In group improvisation, ‘one encounters the other, and has a responsibility to this encounter’ (Fischlin, 2015: 289), but can we consider ‘one’ not as unity (Barad, 2014), and self-other difference not as ‘division’ (Minh-ha, 1989), but as ‘the expression of an elementary entanglement’ (Ferreira, 2016)?
This research engages a practice-as-research methodology to elaborate a somatic practice of dance improvisation, based on the notions of difference and encounter. The research enquiry is focused not on the ‘other’ differences but on finding different ways of encountering others (practitioners) when improvising, for moving together entangled.
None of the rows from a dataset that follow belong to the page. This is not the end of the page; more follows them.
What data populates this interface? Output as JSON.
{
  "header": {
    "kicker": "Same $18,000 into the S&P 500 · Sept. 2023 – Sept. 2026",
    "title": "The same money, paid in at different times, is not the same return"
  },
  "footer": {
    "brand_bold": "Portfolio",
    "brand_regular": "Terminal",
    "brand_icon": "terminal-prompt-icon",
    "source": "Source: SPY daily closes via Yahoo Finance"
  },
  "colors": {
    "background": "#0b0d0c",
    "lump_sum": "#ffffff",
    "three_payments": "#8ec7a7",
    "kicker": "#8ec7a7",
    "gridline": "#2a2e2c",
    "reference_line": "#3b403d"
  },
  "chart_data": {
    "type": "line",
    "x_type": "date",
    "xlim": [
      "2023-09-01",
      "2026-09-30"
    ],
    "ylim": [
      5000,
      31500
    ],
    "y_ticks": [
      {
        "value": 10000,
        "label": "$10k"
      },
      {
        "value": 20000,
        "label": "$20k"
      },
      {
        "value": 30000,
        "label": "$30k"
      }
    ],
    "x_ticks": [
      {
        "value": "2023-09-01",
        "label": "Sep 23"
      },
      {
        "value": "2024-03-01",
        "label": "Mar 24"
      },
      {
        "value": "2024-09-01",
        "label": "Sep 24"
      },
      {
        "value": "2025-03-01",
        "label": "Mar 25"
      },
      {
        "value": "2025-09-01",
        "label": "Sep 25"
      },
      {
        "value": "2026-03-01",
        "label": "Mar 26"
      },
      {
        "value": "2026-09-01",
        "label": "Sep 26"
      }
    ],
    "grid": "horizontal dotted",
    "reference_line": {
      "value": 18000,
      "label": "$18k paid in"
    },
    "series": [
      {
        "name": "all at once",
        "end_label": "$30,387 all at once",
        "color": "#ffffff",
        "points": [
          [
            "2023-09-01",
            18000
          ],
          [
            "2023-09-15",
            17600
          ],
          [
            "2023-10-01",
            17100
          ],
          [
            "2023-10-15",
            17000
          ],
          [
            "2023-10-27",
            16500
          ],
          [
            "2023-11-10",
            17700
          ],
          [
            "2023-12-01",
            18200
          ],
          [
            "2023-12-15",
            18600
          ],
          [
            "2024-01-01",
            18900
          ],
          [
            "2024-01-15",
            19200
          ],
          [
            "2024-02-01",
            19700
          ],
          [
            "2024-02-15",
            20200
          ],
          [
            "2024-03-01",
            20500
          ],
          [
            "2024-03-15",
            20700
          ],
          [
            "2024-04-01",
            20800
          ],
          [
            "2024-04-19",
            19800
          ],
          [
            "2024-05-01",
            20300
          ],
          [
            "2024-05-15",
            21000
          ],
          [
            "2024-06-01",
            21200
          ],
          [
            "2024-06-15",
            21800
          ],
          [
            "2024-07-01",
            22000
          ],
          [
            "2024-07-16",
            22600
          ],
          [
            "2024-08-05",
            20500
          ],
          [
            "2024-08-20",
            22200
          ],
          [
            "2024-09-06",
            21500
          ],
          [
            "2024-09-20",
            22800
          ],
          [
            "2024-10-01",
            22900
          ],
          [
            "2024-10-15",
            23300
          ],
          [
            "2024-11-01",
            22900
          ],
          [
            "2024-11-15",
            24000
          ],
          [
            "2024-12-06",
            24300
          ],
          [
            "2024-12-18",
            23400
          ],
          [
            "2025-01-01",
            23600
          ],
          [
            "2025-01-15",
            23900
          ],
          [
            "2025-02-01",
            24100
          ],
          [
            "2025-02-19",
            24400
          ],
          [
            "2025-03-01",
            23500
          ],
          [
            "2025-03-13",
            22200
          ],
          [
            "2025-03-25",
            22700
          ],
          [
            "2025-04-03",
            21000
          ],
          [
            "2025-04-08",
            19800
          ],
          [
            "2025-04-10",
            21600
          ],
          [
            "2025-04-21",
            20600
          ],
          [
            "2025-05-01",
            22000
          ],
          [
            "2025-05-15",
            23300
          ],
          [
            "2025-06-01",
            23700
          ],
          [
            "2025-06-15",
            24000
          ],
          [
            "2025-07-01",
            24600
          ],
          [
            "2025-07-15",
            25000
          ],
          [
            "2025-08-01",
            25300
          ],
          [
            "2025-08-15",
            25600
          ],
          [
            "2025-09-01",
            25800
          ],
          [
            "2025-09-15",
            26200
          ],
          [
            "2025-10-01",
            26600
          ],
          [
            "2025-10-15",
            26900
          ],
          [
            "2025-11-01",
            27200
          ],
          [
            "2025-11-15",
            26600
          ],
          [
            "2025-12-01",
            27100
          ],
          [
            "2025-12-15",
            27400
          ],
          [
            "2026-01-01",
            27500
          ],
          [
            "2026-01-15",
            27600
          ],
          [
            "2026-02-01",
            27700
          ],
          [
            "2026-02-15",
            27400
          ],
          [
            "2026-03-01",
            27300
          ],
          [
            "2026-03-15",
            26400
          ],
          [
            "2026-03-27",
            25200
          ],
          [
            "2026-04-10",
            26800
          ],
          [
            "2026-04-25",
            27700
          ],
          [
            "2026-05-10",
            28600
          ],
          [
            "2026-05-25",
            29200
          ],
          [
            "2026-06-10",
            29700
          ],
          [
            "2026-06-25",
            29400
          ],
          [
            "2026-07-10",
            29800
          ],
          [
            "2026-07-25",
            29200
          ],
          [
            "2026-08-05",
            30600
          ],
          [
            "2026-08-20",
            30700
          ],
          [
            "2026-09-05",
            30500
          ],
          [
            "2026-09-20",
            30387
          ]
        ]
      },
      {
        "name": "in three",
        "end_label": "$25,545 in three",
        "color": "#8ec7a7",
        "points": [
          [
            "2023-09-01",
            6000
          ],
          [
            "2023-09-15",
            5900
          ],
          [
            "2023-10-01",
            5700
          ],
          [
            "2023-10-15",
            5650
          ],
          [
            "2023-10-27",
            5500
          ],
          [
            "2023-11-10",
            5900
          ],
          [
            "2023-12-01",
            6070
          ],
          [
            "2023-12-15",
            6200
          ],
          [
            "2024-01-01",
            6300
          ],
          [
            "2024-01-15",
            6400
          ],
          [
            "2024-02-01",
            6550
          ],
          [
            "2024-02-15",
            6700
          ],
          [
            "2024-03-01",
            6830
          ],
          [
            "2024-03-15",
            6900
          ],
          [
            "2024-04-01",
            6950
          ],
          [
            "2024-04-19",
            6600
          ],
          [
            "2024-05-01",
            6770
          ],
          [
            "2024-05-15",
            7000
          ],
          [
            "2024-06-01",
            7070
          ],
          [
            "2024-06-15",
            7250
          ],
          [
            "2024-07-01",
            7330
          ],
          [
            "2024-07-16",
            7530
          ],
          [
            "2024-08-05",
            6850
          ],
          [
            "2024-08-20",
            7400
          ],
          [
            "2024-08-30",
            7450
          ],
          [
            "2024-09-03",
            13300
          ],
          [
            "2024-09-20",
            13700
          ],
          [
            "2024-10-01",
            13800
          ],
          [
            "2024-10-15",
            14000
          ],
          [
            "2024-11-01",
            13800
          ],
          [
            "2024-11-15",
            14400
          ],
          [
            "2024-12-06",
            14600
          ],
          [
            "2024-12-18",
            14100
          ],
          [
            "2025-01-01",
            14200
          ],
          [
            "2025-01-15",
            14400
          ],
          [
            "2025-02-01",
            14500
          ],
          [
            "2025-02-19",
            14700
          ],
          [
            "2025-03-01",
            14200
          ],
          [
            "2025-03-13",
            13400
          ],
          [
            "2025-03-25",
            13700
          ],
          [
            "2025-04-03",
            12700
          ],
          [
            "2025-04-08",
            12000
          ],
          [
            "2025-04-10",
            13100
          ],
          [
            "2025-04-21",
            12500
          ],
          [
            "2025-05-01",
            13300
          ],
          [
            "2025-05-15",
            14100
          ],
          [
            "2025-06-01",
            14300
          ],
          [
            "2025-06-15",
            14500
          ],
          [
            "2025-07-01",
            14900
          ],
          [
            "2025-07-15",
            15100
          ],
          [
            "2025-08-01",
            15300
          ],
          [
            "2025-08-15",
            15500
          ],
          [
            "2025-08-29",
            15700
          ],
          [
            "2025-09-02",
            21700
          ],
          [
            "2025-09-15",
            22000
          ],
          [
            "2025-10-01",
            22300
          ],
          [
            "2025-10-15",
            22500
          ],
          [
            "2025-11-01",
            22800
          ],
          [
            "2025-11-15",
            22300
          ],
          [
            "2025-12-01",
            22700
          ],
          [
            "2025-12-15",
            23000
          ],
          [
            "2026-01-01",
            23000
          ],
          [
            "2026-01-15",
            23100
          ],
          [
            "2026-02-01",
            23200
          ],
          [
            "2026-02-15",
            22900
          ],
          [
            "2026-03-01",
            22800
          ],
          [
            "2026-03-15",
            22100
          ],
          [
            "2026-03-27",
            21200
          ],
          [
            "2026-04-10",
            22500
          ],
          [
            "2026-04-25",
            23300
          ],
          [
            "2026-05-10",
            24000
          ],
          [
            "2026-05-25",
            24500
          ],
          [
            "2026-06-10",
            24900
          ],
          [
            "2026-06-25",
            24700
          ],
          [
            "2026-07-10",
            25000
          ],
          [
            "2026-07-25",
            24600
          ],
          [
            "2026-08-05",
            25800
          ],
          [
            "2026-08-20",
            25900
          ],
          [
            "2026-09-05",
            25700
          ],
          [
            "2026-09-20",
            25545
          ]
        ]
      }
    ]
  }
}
By connecting somatic dance improvisation with feminist posthumanism and new materialism, the research aims to devise an original practice concerned with finding different ways of encountering others (practitioners) when improvising, for moving together in responsible ways. Following the critique of dualism and discourses on ‘difference’ generated by feminist posthumanism and new materialism (Bozalek & Zembylas, 2016), this study considers Karen Barad’s ideas addressing difference as a form of entanglement. The notion of entanglement does not refer to the intertwining of one entity with one another, as in the joining of separate entities, but to the lack of an independent, self-contained existence (2007).
This research purpose is to unearth the ways in which the practitioners can experience a different articulation of movement by extending the ‘inward-looking practice’ of somatics (Fortin, 2017: 146), ‘beyond the body of the individual’ (Alexander & Kamper, 2007: 3), to the encounter between one’s self and another as an inseparable relationship.